When Ash opened the door to see if he’d left anything, the package immediately landed on her foot.

At first she was hesitant to open it. She couldn’t find the sender’s name anywhere on the box, just her own name and room number scribbled on a Post-it note. But then she spied an insignia written in black marker on the upper left corner of the cardboard: a pair of wings, and a moon.

She smiled and carried the package into the room.

After a short-lived battle between the packing tape and her nonexistent fingernails, she tugged the top flaps
open so hard that a handful of packing peanuts popped out and littered her bed. The first thing she found after she rummaged through the Styrofoam was a white knee-length dress. She unfolded it and held it up to her body in front of the grimy wall mirror next to her bed. It was going to take a much-needed steaming in the bathroom with the shower on hot, but it looked as though it would fit her perfectly. Either Aurora happened to be the same build or Aurora and Wes had correctly guessed her size.

Beneath the dress she found two more items. One was a new GPS. When she booted it up, there was already a destination plugged in, a little museum icon labeled “Villa Vizcaya” in Coconut Grove.

The last item was an embossed invitation, the fancy kind that people sent out for weddings. But this invitation was for a gallery opening—and it was dated for tonight.

The invitation was illustrated with a beautiful Renaissance-style Italian mansion sitting on the waterfront.

VANDERBILT VENTURES PRESENTS:
THE WINDS OF CHANGE:

A journey through new discoveries in Mesoamerican mythology, recently unearthed by Vanderbilt Ventures, and how the ruins of one culture may prophesy the ruin of our own.

~

Please join us for light appetizers and cocktails
7 p.m.
Main House and Courtyard

~

Presentation to follow
8 p.m.
Mound and Gardens

~

White tie event, entrance by invitation only

The invitation seemed fairly harmless to Ash. That is, until she read the last line, written in fine red print and nearly hidden beneath the lace border threaded around the invitation:

The gods walk among us

Next to the final message was the blurred silhouette of a human in motion, which might have been almost comical had it not been for the single eye that looked suspiciously like a blue flame.

But that wasn’t all. When Ash flipped the invitation over, she found a sticky note that was written in the kind of nearly illegible scrawl that could only belong to a man . . . in this case, Wes:

Call this number when you arrive,
and wait by the entrance for me to come get you.
DO NOT ENTER THE VILLA ALONE.

—W

“Overprotective much?” Ash muttered. She’d dealt with Lesley Vanderbilt before, and unless the woman had somehow fireproofed her skin since the last time they’d butted heads, it was Lesley who should be hiding. Besides, Lesley had Ash’s sister somewhere.
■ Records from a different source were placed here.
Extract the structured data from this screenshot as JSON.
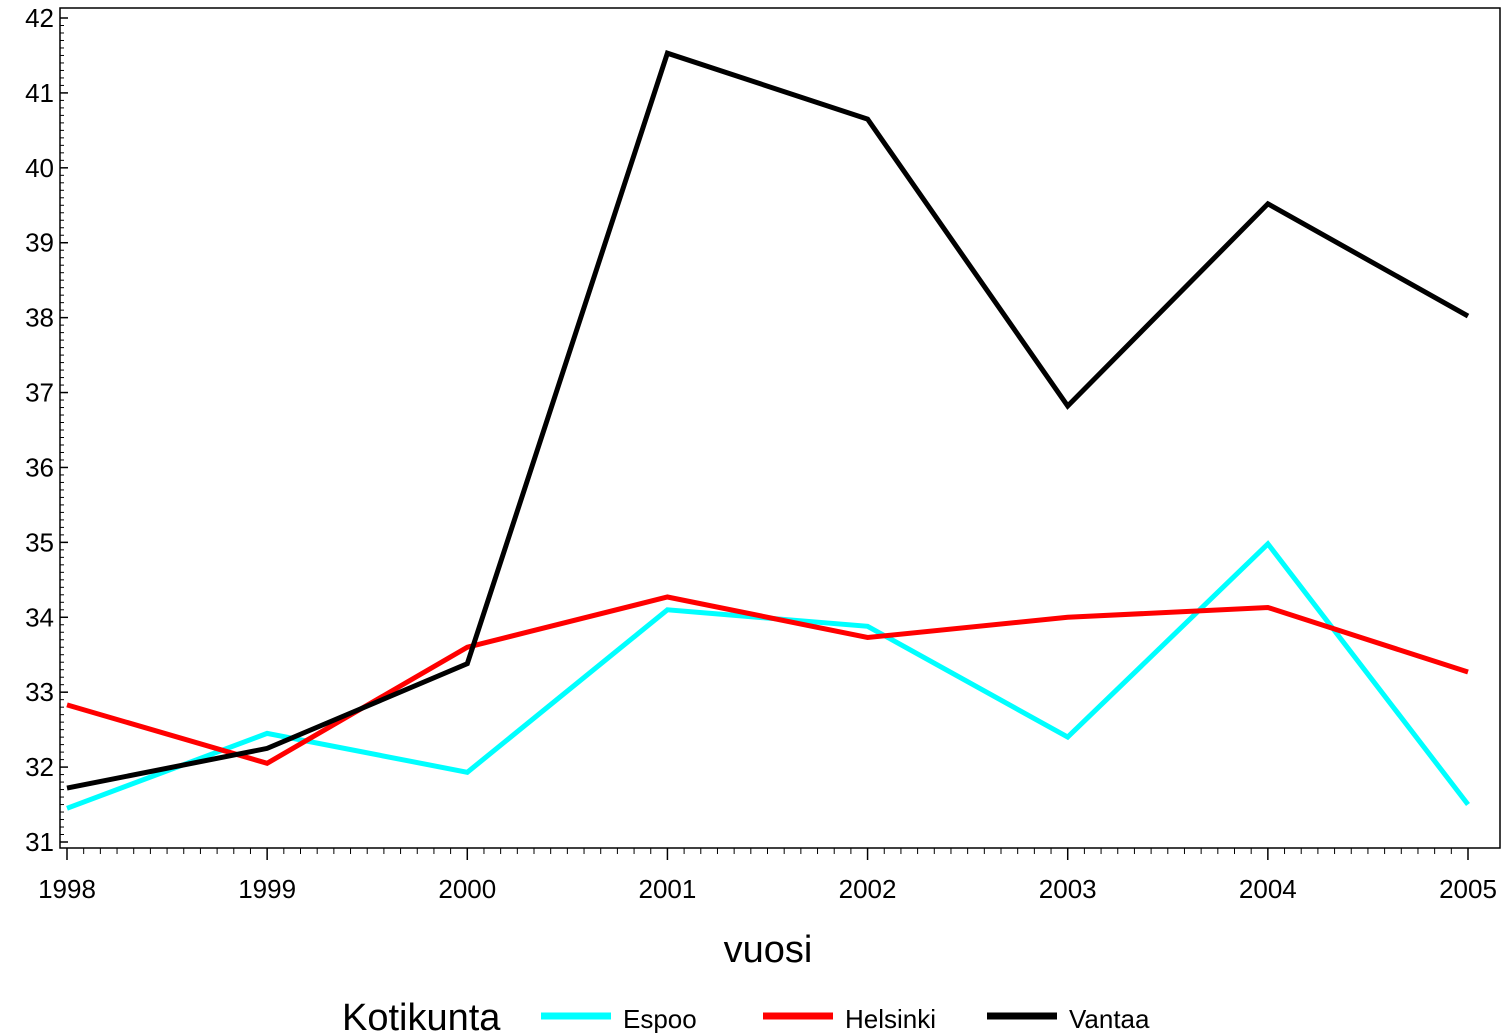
{
  "chart_data": {
    "type": "line",
    "title": "",
    "xlabel": "vuosi",
    "ylabel": "",
    "x": [
      "1998",
      "1999",
      "2000",
      "2001",
      "2002",
      "2003",
      "2004",
      "2005"
    ],
    "ylim": [
      31,
      42
    ],
    "yticks": [
      "31",
      "32",
      "33",
      "34",
      "35",
      "36",
      "37",
      "38",
      "39",
      "40",
      "41",
      "42"
    ],
    "grid": false,
    "legend": {
      "title": "Kotikunta",
      "placement": "bottom"
    },
    "series": [
      {
        "name": "Espoo",
        "color": "#00FFFF",
        "values": [
          31.45,
          32.45,
          31.93,
          34.1,
          33.88,
          32.4,
          34.98,
          31.5
        ]
      },
      {
        "name": "Helsinki",
        "color": "#FF0000",
        "values": [
          32.83,
          32.05,
          33.6,
          34.27,
          33.73,
          34.0,
          34.13,
          33.27
        ]
      },
      {
        "name": "Vantaa",
        "color": "#000000",
        "values": [
          31.72,
          32.25,
          33.38,
          41.53,
          40.65,
          36.82,
          39.52,
          38.02
        ]
      }
    ]
  }
}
If push came to fire, Ash wasn’t above dragging the eccentric millionaire into a back room and roasting her like a rotisserie chicken until she turned over Rose.

Ash dropped the invitation onto the rug.
Looks like the party doesn’t start for another eight hours.
She cast a look at the dress on her bed, then to the corner where her sneakers were looking especially worse for wear after her trip to the docks and the cigar factory.

Guess I have no choice but to go pick out shoes that will do the dress justice.

After all, it was all in the name of good camouflage.

Ash would have gone with
something with a flatter heel if she’d remembered that she was taking the scooter to the gallery event.

Instead she discovered—almost as soon as she mounted the scooter—that Vespas were designed more for shorts and sneakers, and not for evening gowns and heels.